US confirms four American citizens killed by drones
The US attorney general has acknowledged four US citizens have been killed in drone strikes since 2011.
In a letter to the Senate judiciary committee, Eric Holder defended the targeted killing of Anwar al-Awlaki.
But he said Awlaki's 16-year-old son as well as two other individuals were "not specifically targeted by the US".
The disclosure comes as President Barack Obama prepares to make a speech on counter-terrorism and the drone programme on Thursday.
A White House official quoted by Reuters said the US president would discuss why the use of drones was "necessary, legal and just".
The disclosure of the killings in Yemen and Pakistan marks the first formal public acknowledgement of the US citizen deaths in drone strikes.
"The president has directed me to disclose certain information that until now has been properly classified," Mr Holder wrote.
There are also more threats
America's top law enforcement official defended the killing of Awlaki, whom he described as a "senior operational leader" of al-Qaeda in the Arabian Peninsula (AQAP).
Mr Holder said Awlaki was "intimately involved in detailed planning and putting in place plots against US persons".

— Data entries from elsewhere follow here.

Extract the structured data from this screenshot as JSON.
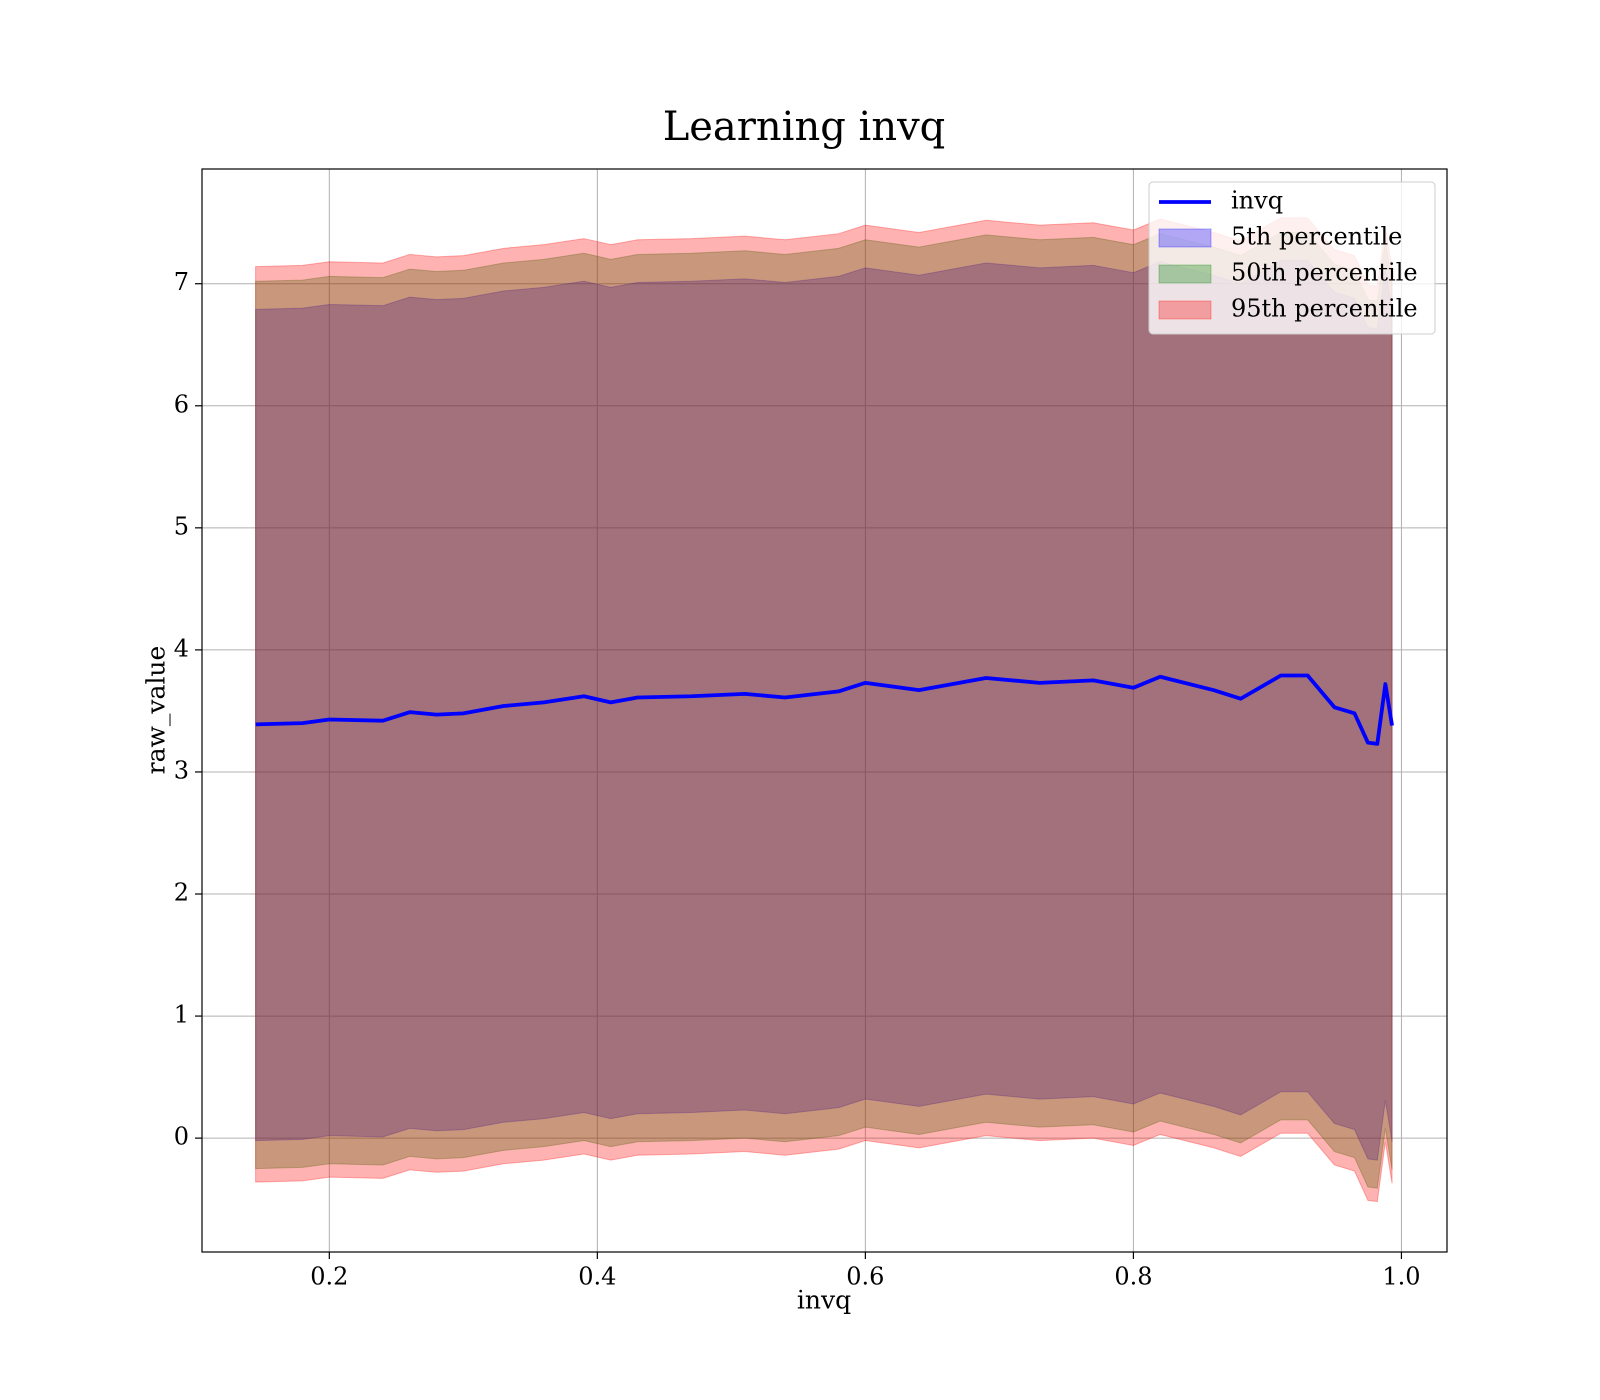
{
  "chart_data": {
    "type": "line",
    "title": "Learning invq",
    "xlabel": "invq",
    "ylabel": "raw_value",
    "x": [
      0.145,
      0.18,
      0.2,
      0.24,
      0.26,
      0.28,
      0.3,
      0.33,
      0.36,
      0.39,
      0.41,
      0.43,
      0.47,
      0.51,
      0.54,
      0.58,
      0.6,
      0.64,
      0.69,
      0.73,
      0.77,
      0.8,
      0.82,
      0.86,
      0.88,
      0.91,
      0.93,
      0.95,
      0.965,
      0.975,
      0.982,
      0.988,
      0.993
    ],
    "series": [
      {
        "name": "invq",
        "color": "#0000ff",
        "values": [
          3.39,
          3.4,
          3.43,
          3.42,
          3.49,
          3.47,
          3.48,
          3.54,
          3.57,
          3.62,
          3.57,
          3.61,
          3.62,
          3.64,
          3.61,
          3.66,
          3.73,
          3.67,
          3.77,
          3.73,
          3.75,
          3.69,
          3.78,
          3.67,
          3.6,
          3.79,
          3.79,
          3.53,
          3.48,
          3.24,
          3.23,
          3.72,
          3.38
        ]
      },
      {
        "name": "5th percentile",
        "color": "#0000ff",
        "lower": [
          -0.02,
          -0.01,
          0.02,
          0.01,
          0.08,
          0.06,
          0.07,
          0.13,
          0.16,
          0.21,
          0.16,
          0.2,
          0.21,
          0.23,
          0.2,
          0.25,
          0.32,
          0.26,
          0.36,
          0.32,
          0.34,
          0.28,
          0.37,
          0.26,
          0.19,
          0.38,
          0.38,
          0.12,
          0.07,
          -0.17,
          -0.18,
          0.31,
          -0.03
        ],
        "upper": [
          6.79,
          6.8,
          6.83,
          6.82,
          6.89,
          6.87,
          6.88,
          6.94,
          6.97,
          7.02,
          6.97,
          7.01,
          7.02,
          7.04,
          7.01,
          7.06,
          7.13,
          7.07,
          7.17,
          7.13,
          7.15,
          7.09,
          7.18,
          7.07,
          7.0,
          7.19,
          7.19,
          6.93,
          6.88,
          6.64,
          6.63,
          7.12,
          6.78
        ]
      },
      {
        "name": "50th percentile",
        "color": "#008000",
        "lower": [
          -0.25,
          -0.24,
          -0.21,
          -0.22,
          -0.15,
          -0.17,
          -0.16,
          -0.1,
          -0.07,
          -0.02,
          -0.07,
          -0.03,
          -0.02,
          0.0,
          -0.03,
          0.02,
          0.09,
          0.03,
          0.13,
          0.09,
          0.11,
          0.05,
          0.14,
          0.03,
          -0.04,
          0.15,
          0.15,
          -0.11,
          -0.16,
          -0.4,
          -0.41,
          0.08,
          -0.26
        ],
        "upper": [
          7.02,
          7.03,
          7.06,
          7.05,
          7.12,
          7.1,
          7.11,
          7.17,
          7.2,
          7.25,
          7.2,
          7.24,
          7.25,
          7.27,
          7.24,
          7.29,
          7.36,
          7.3,
          7.4,
          7.36,
          7.38,
          7.32,
          7.41,
          7.3,
          7.23,
          7.42,
          7.42,
          7.16,
          7.11,
          6.87,
          6.86,
          7.35,
          7.01
        ]
      },
      {
        "name": "95th percentile",
        "color": "#ff0000",
        "lower": [
          -0.36,
          -0.35,
          -0.32,
          -0.33,
          -0.26,
          -0.28,
          -0.27,
          -0.21,
          -0.18,
          -0.13,
          -0.18,
          -0.14,
          -0.13,
          -0.11,
          -0.14,
          -0.09,
          -0.02,
          -0.08,
          0.02,
          -0.02,
          0.0,
          -0.06,
          0.03,
          -0.08,
          -0.15,
          0.04,
          0.04,
          -0.22,
          -0.27,
          -0.51,
          -0.52,
          -0.03,
          -0.37
        ],
        "upper": [
          7.14,
          7.15,
          7.18,
          7.17,
          7.24,
          7.22,
          7.23,
          7.29,
          7.32,
          7.37,
          7.32,
          7.36,
          7.37,
          7.39,
          7.36,
          7.41,
          7.48,
          7.42,
          7.52,
          7.48,
          7.5,
          7.44,
          7.53,
          7.42,
          7.35,
          7.54,
          7.54,
          7.28,
          7.23,
          6.99,
          6.98,
          7.47,
          7.13
        ]
      }
    ],
    "fill_alpha": 0.3,
    "xlim": [
      0.105,
      1.034
    ],
    "ylim": [
      -0.933,
      7.94
    ],
    "xticks": [
      0.2,
      0.4,
      0.6,
      0.8,
      {
        "value": 1,
        "label": "1.0"
      }
    ],
    "yticks": [
      0,
      1,
      2,
      3,
      4,
      5,
      6,
      7
    ],
    "grid": true,
    "legend_loc": "upper right"
  }
}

Mr Holder added officials "appropriately concluded that [Awlaki] posed a continuing and imminent threat" to the US.
Awlaki, who was born in the US state of New Mexico, was killed in a missile strike from an unmanned plane in Yemen in September 2011. US officials announced his death but did not officially reveal he was killed by a drone.
Samir Khan, a naturalised US citizen who produced an online magazine promoting al-Qaeda's ideology, died in the same missile strike.
Awlaki's 16-year-old son Abdulrahman, who was born in Colorado, was killed in Yemen a month later.
Jude Kenan Mohammad, a North Carolina resident with a Pakistani father and an American-born mother, was arrested in Pakistan in 2008 after trying to enter a part of the country that is dominated by militants and is off-limits to foreigners.
He was charged with weapons possession and lacking the correct paperwork but disappeared after being granted bail.
According to his acquaintances, Mohammad is thought to have died in a strike in November 2011 in Pakistan's South Waziristan region, the New York Times reported.